Over the next 30 years, Bowie went on to appear many more features–23 in all–along with numerous shorts, TV shows, documentaries and music videos. He made his Broadway debut in “The Elephant Man,” (1980), the first rock star to appear on Broadway in a drama. (His performance was pronounced “splendid” by the New York Times.) He was a pioneer of music videos, putting out filmed performances of his songs before MTV existed, as well as two of the most famous videos ever broadcast (“Let’s Dance” and “Ashes to Ashes.”)

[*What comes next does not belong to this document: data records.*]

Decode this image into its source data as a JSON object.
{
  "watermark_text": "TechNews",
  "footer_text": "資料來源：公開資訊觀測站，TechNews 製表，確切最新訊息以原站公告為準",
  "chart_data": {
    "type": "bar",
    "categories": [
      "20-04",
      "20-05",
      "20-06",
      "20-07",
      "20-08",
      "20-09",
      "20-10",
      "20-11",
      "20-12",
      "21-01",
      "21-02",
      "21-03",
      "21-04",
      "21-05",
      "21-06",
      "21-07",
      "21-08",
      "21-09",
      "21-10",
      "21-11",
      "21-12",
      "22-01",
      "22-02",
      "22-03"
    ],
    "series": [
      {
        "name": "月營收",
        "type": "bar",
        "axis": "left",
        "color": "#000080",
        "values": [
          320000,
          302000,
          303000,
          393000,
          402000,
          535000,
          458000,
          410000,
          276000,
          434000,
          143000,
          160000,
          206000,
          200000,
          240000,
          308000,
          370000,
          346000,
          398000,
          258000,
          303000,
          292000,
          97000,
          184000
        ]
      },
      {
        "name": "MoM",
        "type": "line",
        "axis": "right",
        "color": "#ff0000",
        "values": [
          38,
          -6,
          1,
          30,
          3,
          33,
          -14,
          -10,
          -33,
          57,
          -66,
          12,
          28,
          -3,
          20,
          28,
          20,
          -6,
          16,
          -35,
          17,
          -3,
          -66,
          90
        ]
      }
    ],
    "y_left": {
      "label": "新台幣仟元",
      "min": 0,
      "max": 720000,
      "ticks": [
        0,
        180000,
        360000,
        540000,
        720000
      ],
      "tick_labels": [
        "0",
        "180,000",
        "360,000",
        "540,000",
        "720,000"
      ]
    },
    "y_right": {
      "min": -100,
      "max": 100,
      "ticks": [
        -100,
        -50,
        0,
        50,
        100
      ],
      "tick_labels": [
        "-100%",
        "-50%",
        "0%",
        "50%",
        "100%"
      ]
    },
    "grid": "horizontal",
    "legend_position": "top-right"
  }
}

Though not all of Bowie’s movies are good, a number of them– including “Just a Gigolo,” “Merry Christmas, Mr. Lawrence,” “The Hunger,” “Labyrinth” and “Absolute Beginners”–are, and showcase his skill and range as an actor. One of my favorites is Julian Schnabel’s “Basquiat” (1996), in which he plays Andy Warhol. Although Bowie doesn’t nail Warhol’s accent–his English r’s creep in–he captures the artist’s odd way of mumbling out of one side of his mouth, as well as the diffidence that was his most striking characteristic. It’s an amazing performance, and the fact that Bowie’s fame as a musician already matched Warhol’s as a visual artist makes it mind-bending.

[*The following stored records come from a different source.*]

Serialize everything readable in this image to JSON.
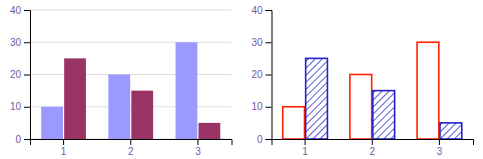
{
  "chart_data": [
    {
      "type": "bar",
      "categories": [
        "1",
        "2",
        "3"
      ],
      "series": [
        {
          "color": "#9999FF",
          "values": [
            10,
            20,
            30
          ]
        },
        {
          "color": "#993366",
          "values": [
            25,
            15,
            5
          ]
        }
      ],
      "ylim": [
        0,
        40
      ],
      "yticks": [
        0,
        10,
        20,
        30,
        40
      ],
      "grid": true
    },
    {
      "type": "bar",
      "categories": [
        "1",
        "2",
        "3"
      ],
      "series": [
        {
          "color": "#FF2200",
          "values": [
            10,
            20,
            30
          ]
        },
        {
          "color": "#2222CC",
          "values": [
            25,
            15,
            5
          ]
        }
      ],
      "ylim": [
        0,
        40
      ],
      "yticks": [
        0,
        10,
        20,
        30,
        40
      ],
      "grid": false
    }
  ]
}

In 2006, Bowie’s played Nikola Tesla in “The Prestige.” In his remembrance the director Christopher Nolan wrote, “[David Bowie] seemed to be the only actor capable of playing the part. He had that requisite iconic status, and he was a figure as mysterious as Tesla needed to be.” After 30-year feature film career in which he famously played an alien, a soldier, a goblin king and a vampire, David Bowie’s last movie character, fittingly, was closest to himself: a genius of invention whose work is eternal.